Lentamente la castaña se desvistió. Desató la coleta que llevaba y dejó caer sus ondulados cabellos sobre su espalda. Se observó en el reflejo unos instantes y sin poder evitarlo se tocó el cuello, donde reposaba el mismo collar desde hacia cuatro años. No era bonito, no era fino, pero era su preferido y no se sentía segura sin él. Puede que fuese el único recuerdo hermoso que le quedase de Ron, o puedo que cuando él se lo regaló realmente creyó que lo que había entre ellos era para siempre. Ahora simplemente no podía desprenderse de él.

Abrió el grifo de la ducha y se sumergió dentro del agua caliente, liberándose del estrés del trabajo y disfrutando por segundos de la agradable sensación que le provocaba el calor del agua. Quería evadirse, dejar de pensar de una vez por todas en el pasado. Vivir su vida y ser feliz con Viktor. Pero la inseguridad la mataba poco a poco. El desconocimiento, la falta de comprensión. Porque después de cuatro años, Hermione no podía comprender porque Ron no había sido capaz de pedirle que se quedase con él en Londres, y sobre todo, porque no entendía que él no la hubiese escrito en los largos cuatro años que habían estado separados. Ni una vez, ni una mísera carta.

Cerró el grifo y envolvió su cuerpo en un albornoz celeste. Frotó su pelo contra una toalla para secarlo parcialmente y salió del cuarto de baño. Podía escuchar el ruido de las cacerolas en la cocina y se imaginó a Viktor luchando por preparar una cena agradable.

Avanzó lentamente y se apoyó en el umbral de la puerta, observando a su chico trabajar.

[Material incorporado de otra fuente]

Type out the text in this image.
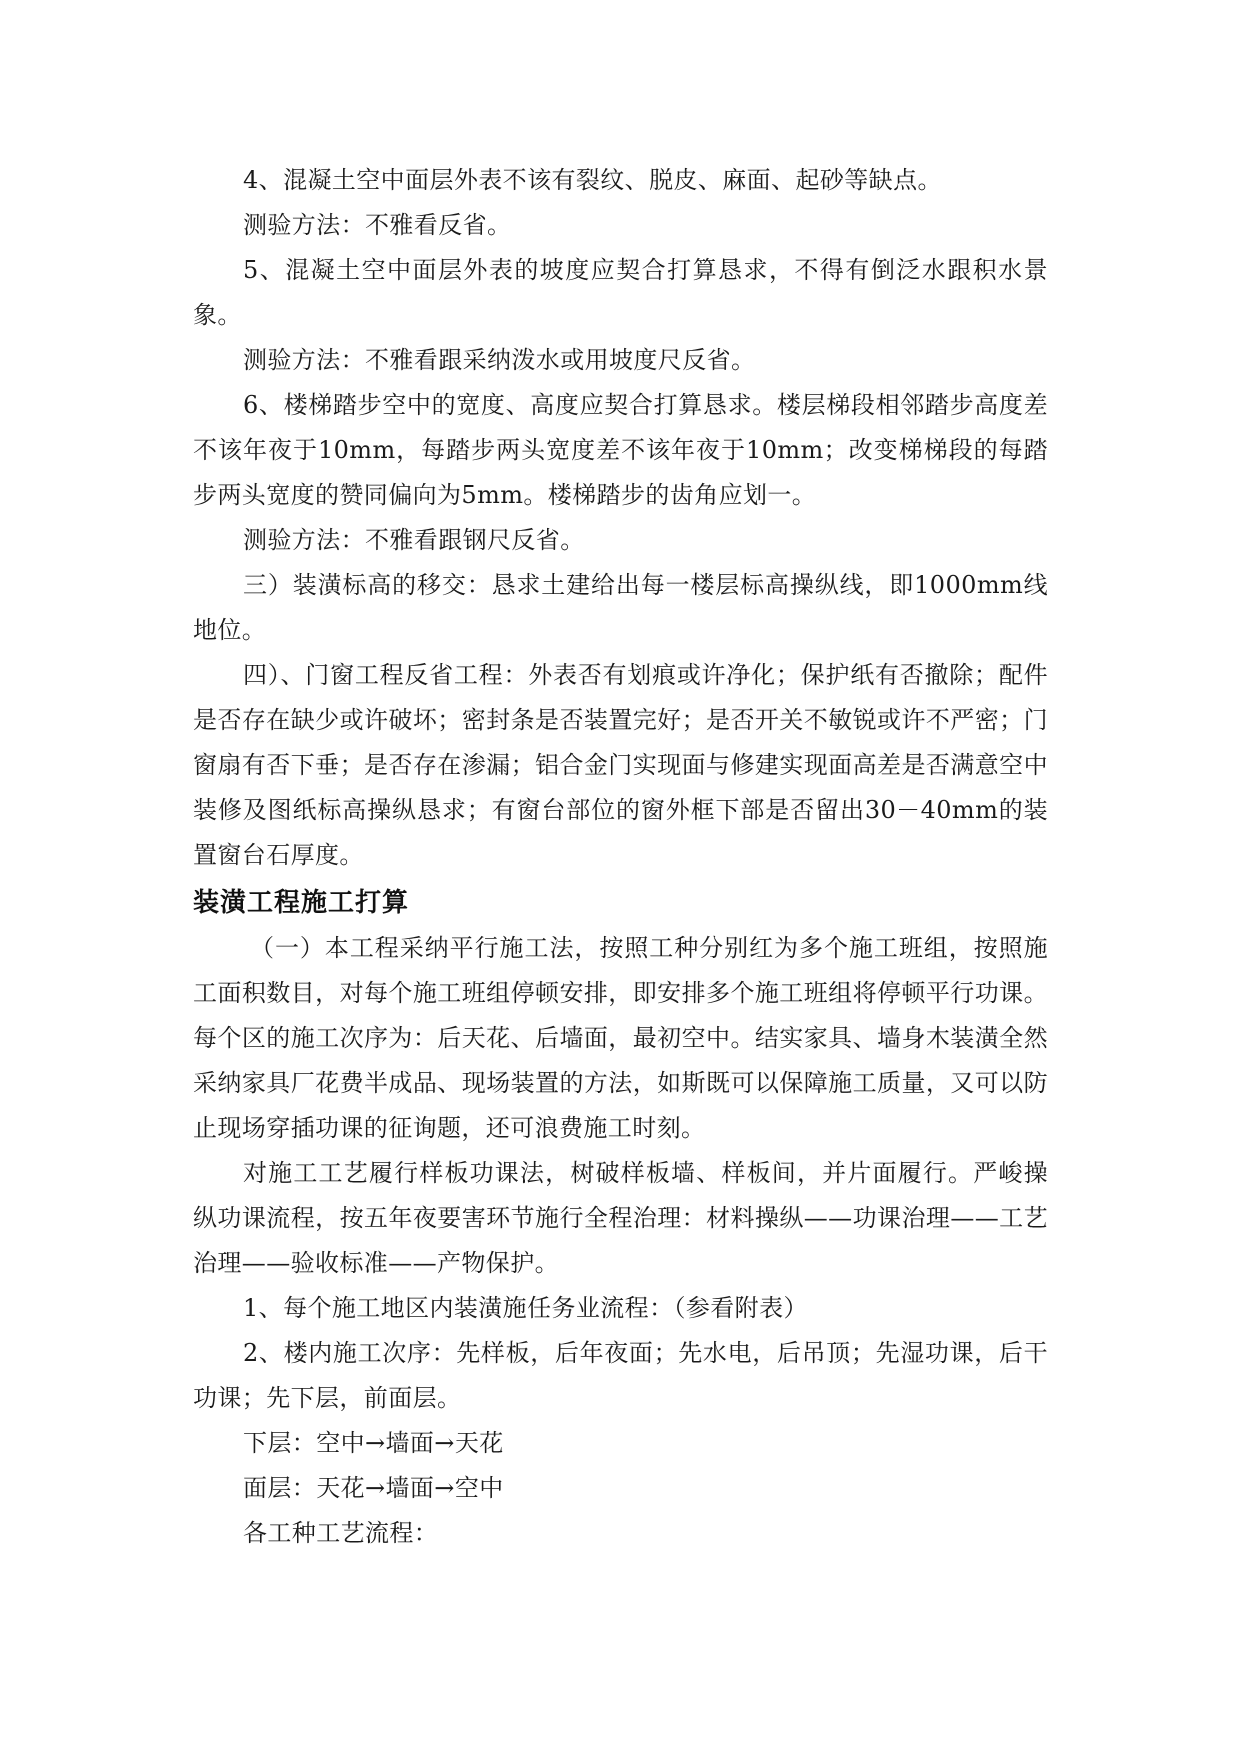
4、混凝土空中面层外表不该有裂纹、脱皮、麻面、起砂等缺点。

测验方法：不雅看反省。

5、混凝土空中面层外表的坡度应契合打算恳求，不得有倒泛水跟积水景象。

测验方法：不雅看跟采纳泼水或用坡度尺反省。

6、楼梯踏步空中的宽度、高度应契合打算恳求。楼层梯段相邻踏步高度差不该年夜于10mm，每踏步两头宽度差不该年夜于10mm；改变梯梯段的每踏步两头宽度的赞同偏向为5mm。楼梯踏步的齿角应划一。

测验方法：不雅看跟钢尺反省。

三）装潢标高的移交：恳求土建给出每一楼层标高操纵线，即1000mm线地位。

四）、门窗工程反省工程：外表否有划痕或许净化；保护纸有否撤除；配件是否存在缺少或许破坏；密封条是否装置完好；是否开关不敏锐或许不严密；门窗扇有否下垂；是否存在渗漏；铝合金门实现面与修建实现面高差是否满意空中装修及图纸标高操纵恳求；有窗台部位的窗外框下部是否留出30－40mm的装置窗台石厚度。

装潢工程施工打算

（一）本工程采纳平行施工法，按照工种分别红为多个施工班组，按照施工面积数目，对每个施工班组停顿安排，即安排多个施工班组将停顿平行功课。每个区的施工次序为：后天花、后墙面，最初空中。结实家具、墙身木装潢全然采纳家具厂花费半成品、现场装置的方法，如斯既可以保障施工质量，又可以防止现场穿插功课的征询题，还可浪费施工时刻。

对施工工艺履行样板功课法，树破样板墙、样板间，并片面履行。严峻操纵功课流程，按五年夜要害环节施行全程治理：材料操纵——功课治理——工艺治理——验收标准——产物保护。

1、每个施工地区内装潢施任务业流程：（参看附表）

2、楼内施工次序：先样板，后年夜面；先水电，后吊顶；先湿功课，后干功课；先下层，前面层。

下层：空中→墙面→天花

面层：天花→墙面→空中

各工种工艺流程：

- Me va a quedarrrr una cena de repuchete - anunció Viktor

- Rechupete - corrigió automáticamente Hermione

La miró ceñudo. No le gustaba que le corrigiesen, pero aún así no dijo nada y sirvió en la pequeña mesa de la cocina dos platos con lo que parecía un salteado de verduras. Se sentó y cogiendo el tenedor comenzó a comer. Apenas había masticado un par de veces cuando una lechuza se posó en el alfeizar de la ventana y comenzó a picar en el cristal.

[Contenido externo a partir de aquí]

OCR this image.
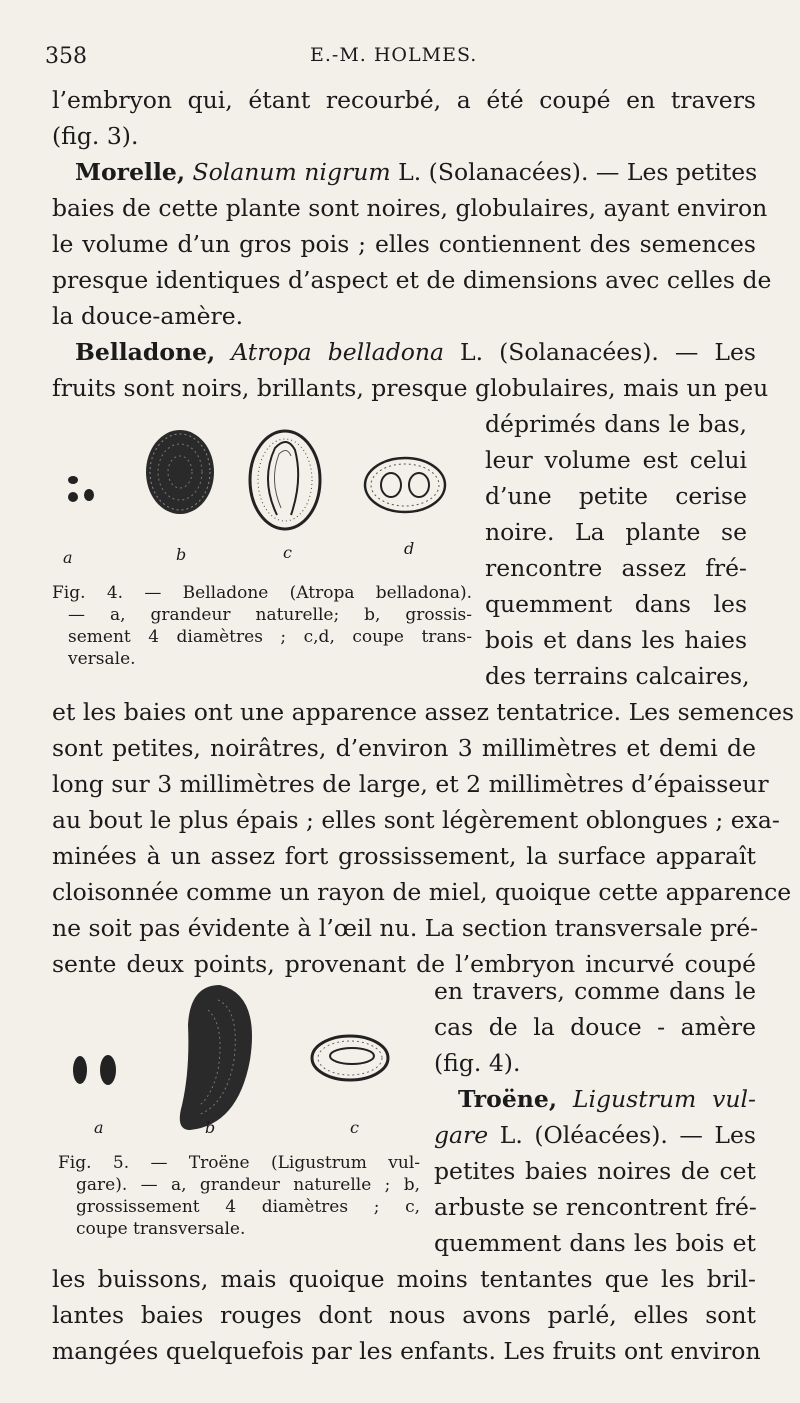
358	E.-M. HOLMES.
l’embryon qui, étant recourbé, a été coupé en travers
(fig. 3).
Morelle, Solanum nigrum L. (Solanacées). — Les petites
baies de cette plante sont noires, globulaires, ayant environ
le volume d’un gros pois ; elles contiennent des semences
presque identiques d’aspect et de dimensions avec celles de
la douce-amère.
Belladone, Atropa belladona L. (Solanacées). — Les
fruits sont noirs, brillants, presque globulaires, mais un peu
déprimés dans le bas,
leur volume est celui
d’une petite cerise
noire. La plante se
rencontre assez fré-
quemment dans les
bois et dans les haies
des terrains calcaires,
a	b	c	d
Fig. 4. — Belladone (Atropa belladona).
— a, grandeur naturelle; b, grossis-
sement 4 diamètres ; c,d, coupe trans-
versale.
et les baies ont une apparence assez tentatrice. Les semences
sont petites, noirâtres, d’environ 3 millimètres et demi de
long sur 3 millimètres de large, et 2 millimètres d’épaisseur
au bout le plus épais ; elles sont légèrement oblongues ; exa-
minées à un assez fort grossissement, la surface apparaît
cloisonnée comme un rayon de miel, quoique cette apparence
ne soit pas évidente à l’œil nu. La section transversale pré-
sente deux points, provenant de l’embryon incurvé coupé
en travers, comme dans le
cas de la douce - amère
(fig. 4).
a	b	c
Fig. 5. — Troëne (Ligustrum vul-
gare). — a, grandeur naturelle ; b,
grossissement 4 diamètres ; c,
coupe transversale.
Troëne, Ligustrum vul-
gare L. (Oléacées). — Les
petites baies noires de cet
arbuste se rencontrent fré-
quemment dans les bois et
les buissons, mais quoique moins tentantes que les bril-
lantes baies rouges dont nous avons parlé, elles sont
mangées quelquefois par les enfants. Les fruits ont environ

Viktor, sonrió, pensando que sería alguna carta de sus fans. Se levantó de la mesa y abrió la ventana, dejando pasar al ave, que era rojiza con las alas oscuras.

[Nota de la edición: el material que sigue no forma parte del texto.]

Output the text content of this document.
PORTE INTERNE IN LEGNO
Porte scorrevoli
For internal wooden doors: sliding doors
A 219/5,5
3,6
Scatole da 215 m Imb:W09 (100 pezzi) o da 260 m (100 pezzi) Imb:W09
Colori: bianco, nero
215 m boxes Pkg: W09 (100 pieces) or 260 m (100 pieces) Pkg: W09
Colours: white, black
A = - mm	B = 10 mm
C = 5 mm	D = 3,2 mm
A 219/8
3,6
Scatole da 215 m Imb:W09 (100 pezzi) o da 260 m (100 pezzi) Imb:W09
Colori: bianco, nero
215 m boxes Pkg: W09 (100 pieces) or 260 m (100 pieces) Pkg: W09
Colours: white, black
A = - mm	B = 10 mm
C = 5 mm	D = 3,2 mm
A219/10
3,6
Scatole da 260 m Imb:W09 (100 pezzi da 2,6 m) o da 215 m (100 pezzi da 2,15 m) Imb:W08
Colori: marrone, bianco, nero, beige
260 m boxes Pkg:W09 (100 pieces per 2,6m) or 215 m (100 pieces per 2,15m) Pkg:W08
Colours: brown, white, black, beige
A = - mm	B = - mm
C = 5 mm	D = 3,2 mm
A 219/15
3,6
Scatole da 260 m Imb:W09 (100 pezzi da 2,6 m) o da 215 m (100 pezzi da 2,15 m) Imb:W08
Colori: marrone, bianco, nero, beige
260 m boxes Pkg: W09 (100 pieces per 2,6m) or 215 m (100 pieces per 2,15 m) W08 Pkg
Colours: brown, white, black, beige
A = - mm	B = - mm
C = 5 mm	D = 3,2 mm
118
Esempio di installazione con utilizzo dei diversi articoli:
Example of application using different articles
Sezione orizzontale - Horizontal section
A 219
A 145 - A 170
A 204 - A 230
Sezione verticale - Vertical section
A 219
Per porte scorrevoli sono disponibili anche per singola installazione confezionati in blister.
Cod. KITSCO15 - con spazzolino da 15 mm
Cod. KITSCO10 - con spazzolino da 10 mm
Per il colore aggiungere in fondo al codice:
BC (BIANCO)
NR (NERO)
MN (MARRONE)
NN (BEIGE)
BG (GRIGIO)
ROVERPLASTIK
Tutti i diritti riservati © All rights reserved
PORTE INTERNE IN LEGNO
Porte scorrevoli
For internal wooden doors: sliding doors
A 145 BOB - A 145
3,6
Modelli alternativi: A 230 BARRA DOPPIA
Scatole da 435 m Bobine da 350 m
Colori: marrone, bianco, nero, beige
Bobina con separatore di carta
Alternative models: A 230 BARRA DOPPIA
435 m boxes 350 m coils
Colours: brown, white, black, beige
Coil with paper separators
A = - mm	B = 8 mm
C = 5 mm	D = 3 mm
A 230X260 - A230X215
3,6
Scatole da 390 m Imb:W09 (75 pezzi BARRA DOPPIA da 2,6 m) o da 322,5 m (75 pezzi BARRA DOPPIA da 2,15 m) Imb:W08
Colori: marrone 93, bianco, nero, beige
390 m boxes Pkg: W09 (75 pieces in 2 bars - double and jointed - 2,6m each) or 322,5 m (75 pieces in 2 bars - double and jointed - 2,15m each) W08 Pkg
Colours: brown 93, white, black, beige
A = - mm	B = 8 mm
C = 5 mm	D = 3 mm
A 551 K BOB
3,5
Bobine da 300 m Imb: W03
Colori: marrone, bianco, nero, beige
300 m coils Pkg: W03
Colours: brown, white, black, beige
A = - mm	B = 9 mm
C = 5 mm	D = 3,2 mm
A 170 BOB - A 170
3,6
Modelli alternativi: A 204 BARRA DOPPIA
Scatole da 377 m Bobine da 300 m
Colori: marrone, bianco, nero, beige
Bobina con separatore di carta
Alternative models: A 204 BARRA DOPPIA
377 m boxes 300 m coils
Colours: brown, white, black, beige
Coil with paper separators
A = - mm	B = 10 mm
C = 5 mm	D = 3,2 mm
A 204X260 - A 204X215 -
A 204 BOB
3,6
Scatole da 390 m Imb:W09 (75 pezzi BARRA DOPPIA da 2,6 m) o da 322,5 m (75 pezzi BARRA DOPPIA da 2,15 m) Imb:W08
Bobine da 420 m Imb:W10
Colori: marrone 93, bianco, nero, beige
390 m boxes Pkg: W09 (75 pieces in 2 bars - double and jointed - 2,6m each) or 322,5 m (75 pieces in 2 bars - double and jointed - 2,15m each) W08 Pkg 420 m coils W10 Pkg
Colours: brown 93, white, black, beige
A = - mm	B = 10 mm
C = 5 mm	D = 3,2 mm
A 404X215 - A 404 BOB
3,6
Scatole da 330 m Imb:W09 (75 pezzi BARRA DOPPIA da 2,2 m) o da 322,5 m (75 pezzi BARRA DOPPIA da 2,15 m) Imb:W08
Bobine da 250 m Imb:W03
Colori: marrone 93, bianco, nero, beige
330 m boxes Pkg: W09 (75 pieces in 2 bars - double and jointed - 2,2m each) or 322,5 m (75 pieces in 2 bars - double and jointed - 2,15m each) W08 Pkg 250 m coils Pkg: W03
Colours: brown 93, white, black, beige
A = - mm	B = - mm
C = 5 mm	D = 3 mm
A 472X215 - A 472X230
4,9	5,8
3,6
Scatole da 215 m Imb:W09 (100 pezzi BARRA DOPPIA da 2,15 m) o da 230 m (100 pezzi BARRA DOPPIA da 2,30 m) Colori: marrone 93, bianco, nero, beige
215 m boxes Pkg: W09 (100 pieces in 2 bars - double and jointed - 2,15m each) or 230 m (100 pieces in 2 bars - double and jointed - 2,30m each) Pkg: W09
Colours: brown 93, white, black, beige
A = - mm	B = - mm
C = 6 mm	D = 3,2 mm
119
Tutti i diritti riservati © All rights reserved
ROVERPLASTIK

Hermione siguió comiendo, pero al ver que Viktor miraba insistentemente el sobre, dejó de hacerlo, intrigada.

- ¿Qué ocurre? ¿No es una de tus queridas fans?- preguntó con tono de broma

- No… no es parrra mí… es parrrra ti.

- ¿Para mí? - se sorprendió ella -

Viktor tendió la carta a su chica y se sentó con el cejo fruncido en la mesa, para seguir ingiriendo los alimentos.

Hermione observó el sobre y distinguió la esbelta y alargada caligrafía de Ginny. NO pudo eviar sorprenderse. Había tenido noticias de ella, pero siempre por medio de Harry. Abrió presurosa el sobre y leyó el contenido con avidez.

- ¿Y bien? - preguntó Viktor tras beber un gran sorbo de agua -¿Qué ocurreee?

- No puedo creerlo - musitó la castaña sin poder evitar una sonrisa - ¡Harry y Ginny van a casarse!

Viktor miró burlón a su novia y la quitó la carta de las manos, para leerla él.

- En dos semanas - leyó Viktor - que amables… te perrrmiten llevarrr acompañante - musitó con el cejo fruncido - ¿Piensas irrr?

Hermione le miró con sutileza y suspiró profundamente.

- Creo que si… debo ir… es la boda de Harry y Ginny… yo… no me perdonaría el perdérmela

- Si se me perrrmite hablarrr - la cortó Viktor - te direeé que no crreo que sea adecuado irrrr

- Viktor…

- Ese Rrron estarrrá allí, y tu lo pasarrras muy mal, recordando lo que te hizo.

- Ese no es el caso, Viktor - aclaró Hermione con calma - Ron pasó de mi, es verdad, pero eso pasó hace cuatro años y yo ya le olvide. Harry siempre ha estado en contacto conmigo, siempre he sabido de él y de Ginny, y ahora no voy a fallarles quedándome en mi casa.

- Perrro yo no podrré acompañarte - sentenció Viktor - el parrrtido contrrrra Holanda es en dos semana

- Podrás venir el día de la ceremonia…. Viktor, por favor…

Viktor se cruzó de brazos pero ante la insistente mirada de ella, como un cachorrito, asintió. Respiró hondo y abrió sus brazos para que ella le abrazase. La estrechó con fuerza y respiró su aroma. Tenía miedo de que su Hermione se encontrase con Ron, de que todo se fuese al g arete, de perderla para siempre. Besó con delicadeza su cabeza e intentó calmarse. En un mes, Hermione dejaría de ser una Granger para convertirse definitivamente en su esposa. Nada malo podía pasar.